Their approachable charm lies in their tactility—many components can be rotated, stacked, or nested, inviting viewers to connect through touch, setting the pieces into motion like a dance. This flexible mobility centers around a lightweight core or spine, from which more voluminous and complex forms extend—resembling limbs and organs, evoking a sense of kinship. The effect recalls Francis Picabia’s whimsical mechanical drawings, where image supersedes function—drawings he described as portraits or manifestos of the human condition.
Yet these sculptures do not overtly invite interaction, and their metallic surfaces lack tactile warmth–setting them apart from Nabuqi’s earlier work. In prolonged solitude, they seem to revert to the pure geometry of inorganic matter—merely toys. At the same time, in their detachment from human touch, they become something other, beings beyond us: in a state of stillness that implies motion, of readiness without action. This poised contradiction lies at the heart of the series. In one group of works, however, Nabuqi radically steps away from interactivity. Three bronze sculptures stand like immovable miniature monuments—a mountain peak with a flag, an angular stand, an arched cover. But the white flag hints at surrender; the stand is cast from soft rope; the cover recalls the ghostly cloth from a magician’s trick—what lies beneath already vanished. As in many of the artist’s recent works, where beginnings and ends blur or gravity is overturned, these seemingly fixed objects are unmoored, quietly unfastening from meaning.

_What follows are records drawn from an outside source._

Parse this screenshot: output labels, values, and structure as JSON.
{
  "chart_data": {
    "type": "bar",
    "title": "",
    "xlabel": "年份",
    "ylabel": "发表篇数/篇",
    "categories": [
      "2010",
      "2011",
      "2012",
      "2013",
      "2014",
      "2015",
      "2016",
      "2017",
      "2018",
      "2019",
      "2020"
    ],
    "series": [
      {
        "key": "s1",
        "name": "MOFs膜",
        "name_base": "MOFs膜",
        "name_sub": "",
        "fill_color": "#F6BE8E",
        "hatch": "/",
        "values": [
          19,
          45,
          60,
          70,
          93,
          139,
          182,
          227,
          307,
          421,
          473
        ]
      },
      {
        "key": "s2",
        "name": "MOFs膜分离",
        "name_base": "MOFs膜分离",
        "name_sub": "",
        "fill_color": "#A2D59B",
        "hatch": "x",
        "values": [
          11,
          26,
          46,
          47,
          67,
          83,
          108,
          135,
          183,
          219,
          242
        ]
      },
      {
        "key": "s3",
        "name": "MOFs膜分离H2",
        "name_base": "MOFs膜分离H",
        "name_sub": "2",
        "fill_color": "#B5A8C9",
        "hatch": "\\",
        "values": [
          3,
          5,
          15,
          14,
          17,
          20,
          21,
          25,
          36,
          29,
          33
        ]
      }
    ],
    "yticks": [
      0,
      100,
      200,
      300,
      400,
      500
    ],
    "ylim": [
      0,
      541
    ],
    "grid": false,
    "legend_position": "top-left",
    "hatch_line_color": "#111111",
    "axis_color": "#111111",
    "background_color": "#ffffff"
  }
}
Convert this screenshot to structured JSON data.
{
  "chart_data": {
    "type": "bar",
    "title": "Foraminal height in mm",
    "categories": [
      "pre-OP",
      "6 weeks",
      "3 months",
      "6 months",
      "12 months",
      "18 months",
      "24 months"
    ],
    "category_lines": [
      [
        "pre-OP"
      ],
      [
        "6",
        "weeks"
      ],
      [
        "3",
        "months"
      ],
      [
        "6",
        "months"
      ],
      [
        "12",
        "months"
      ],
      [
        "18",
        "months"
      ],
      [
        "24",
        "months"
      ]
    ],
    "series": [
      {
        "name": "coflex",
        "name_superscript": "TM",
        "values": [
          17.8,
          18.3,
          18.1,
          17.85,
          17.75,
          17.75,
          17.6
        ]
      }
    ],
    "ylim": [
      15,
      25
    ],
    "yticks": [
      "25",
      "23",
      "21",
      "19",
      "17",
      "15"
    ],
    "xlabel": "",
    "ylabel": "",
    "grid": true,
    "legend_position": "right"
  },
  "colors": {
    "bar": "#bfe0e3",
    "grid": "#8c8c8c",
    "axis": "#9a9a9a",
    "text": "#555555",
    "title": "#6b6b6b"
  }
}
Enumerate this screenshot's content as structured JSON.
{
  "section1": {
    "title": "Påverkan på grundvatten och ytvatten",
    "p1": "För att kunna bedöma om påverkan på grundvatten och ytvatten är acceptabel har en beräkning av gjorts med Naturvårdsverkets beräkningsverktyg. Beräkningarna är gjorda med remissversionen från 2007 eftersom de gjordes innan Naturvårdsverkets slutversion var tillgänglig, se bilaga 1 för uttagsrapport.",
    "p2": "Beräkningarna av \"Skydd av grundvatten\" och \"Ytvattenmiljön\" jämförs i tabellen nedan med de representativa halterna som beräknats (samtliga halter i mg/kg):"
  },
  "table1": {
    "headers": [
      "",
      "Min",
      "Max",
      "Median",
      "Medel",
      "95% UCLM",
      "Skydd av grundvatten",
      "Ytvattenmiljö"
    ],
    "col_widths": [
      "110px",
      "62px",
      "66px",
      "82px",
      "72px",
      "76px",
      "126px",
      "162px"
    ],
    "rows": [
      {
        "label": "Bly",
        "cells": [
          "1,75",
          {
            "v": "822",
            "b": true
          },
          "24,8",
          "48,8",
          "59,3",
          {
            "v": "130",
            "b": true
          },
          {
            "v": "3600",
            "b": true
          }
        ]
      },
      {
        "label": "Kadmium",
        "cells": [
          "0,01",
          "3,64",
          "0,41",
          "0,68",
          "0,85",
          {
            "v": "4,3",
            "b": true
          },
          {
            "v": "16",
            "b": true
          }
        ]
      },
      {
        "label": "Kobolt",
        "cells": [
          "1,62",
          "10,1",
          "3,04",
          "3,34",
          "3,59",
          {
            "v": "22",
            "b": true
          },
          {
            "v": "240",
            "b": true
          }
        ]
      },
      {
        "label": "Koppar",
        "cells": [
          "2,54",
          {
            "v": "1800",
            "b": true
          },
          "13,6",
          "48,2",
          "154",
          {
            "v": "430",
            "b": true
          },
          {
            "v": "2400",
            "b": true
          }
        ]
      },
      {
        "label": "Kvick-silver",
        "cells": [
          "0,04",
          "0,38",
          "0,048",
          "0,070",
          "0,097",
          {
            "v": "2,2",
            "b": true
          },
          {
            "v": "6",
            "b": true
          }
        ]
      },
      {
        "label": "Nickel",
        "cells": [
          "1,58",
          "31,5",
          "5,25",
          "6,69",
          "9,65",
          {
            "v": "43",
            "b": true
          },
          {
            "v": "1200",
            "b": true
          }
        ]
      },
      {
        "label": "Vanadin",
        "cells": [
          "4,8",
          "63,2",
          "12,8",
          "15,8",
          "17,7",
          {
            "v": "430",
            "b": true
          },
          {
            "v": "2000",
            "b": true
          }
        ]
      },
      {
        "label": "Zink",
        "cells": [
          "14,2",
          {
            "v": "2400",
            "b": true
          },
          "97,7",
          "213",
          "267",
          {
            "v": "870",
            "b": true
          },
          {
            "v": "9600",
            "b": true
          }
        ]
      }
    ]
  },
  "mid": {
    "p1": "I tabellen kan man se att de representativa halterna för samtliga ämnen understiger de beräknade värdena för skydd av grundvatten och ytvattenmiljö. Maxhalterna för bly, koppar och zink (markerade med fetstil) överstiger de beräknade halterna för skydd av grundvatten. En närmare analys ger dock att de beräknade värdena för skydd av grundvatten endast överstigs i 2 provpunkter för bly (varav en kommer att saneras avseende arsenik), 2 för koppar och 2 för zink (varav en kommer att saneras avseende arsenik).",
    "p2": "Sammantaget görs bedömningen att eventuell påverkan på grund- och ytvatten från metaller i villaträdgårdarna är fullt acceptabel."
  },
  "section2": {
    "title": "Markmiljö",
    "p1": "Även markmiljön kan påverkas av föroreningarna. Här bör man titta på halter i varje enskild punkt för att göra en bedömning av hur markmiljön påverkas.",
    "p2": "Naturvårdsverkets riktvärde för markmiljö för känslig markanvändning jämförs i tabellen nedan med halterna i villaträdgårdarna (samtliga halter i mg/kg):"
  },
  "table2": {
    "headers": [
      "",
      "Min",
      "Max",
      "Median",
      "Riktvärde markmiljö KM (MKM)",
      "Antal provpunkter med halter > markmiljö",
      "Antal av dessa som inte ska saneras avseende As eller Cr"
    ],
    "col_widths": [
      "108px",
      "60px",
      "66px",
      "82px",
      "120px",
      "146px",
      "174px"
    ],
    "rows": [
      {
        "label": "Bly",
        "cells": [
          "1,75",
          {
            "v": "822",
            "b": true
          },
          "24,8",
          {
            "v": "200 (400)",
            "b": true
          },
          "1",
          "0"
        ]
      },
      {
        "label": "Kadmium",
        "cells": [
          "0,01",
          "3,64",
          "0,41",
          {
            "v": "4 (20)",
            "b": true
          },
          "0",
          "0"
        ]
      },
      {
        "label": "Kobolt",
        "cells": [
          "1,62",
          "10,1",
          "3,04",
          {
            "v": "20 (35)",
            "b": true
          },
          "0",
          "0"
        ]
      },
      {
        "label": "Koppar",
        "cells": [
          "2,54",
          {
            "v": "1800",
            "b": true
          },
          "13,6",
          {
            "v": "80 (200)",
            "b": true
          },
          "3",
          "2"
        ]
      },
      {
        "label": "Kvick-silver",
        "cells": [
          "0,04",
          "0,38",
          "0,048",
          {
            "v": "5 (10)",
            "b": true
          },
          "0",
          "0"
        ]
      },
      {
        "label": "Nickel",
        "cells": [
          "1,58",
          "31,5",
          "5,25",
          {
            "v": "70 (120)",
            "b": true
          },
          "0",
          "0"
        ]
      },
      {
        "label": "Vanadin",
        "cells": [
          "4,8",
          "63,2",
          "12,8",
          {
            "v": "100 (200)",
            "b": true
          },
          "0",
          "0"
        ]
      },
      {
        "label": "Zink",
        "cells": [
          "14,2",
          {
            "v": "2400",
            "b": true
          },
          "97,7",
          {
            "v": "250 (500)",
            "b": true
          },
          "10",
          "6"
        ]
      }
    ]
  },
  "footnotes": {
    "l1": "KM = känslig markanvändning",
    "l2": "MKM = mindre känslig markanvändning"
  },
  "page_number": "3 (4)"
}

Throughout the exhibition, both artists ’works share qualities of slenderness, imbalance, and ambiguity. They avoid the isolating pedestal, instead extending into space, leaving visible traces of the hand. Here, the boundary between figuration and abstraction has long slipped into the river of the past. In its place, human and non-human forms continually shift and trade places across both artists’ practices—rising and receding, calling upon viewers to locate themselves within the flow. The exhibition space becomes a forest without vegetation, where intense or subdued emotions, ghostly memories, and flickering shadows drift. To encounter them, one might trace the path beneath their feet, sense the light and breath between objects, and listen for their silent whispers.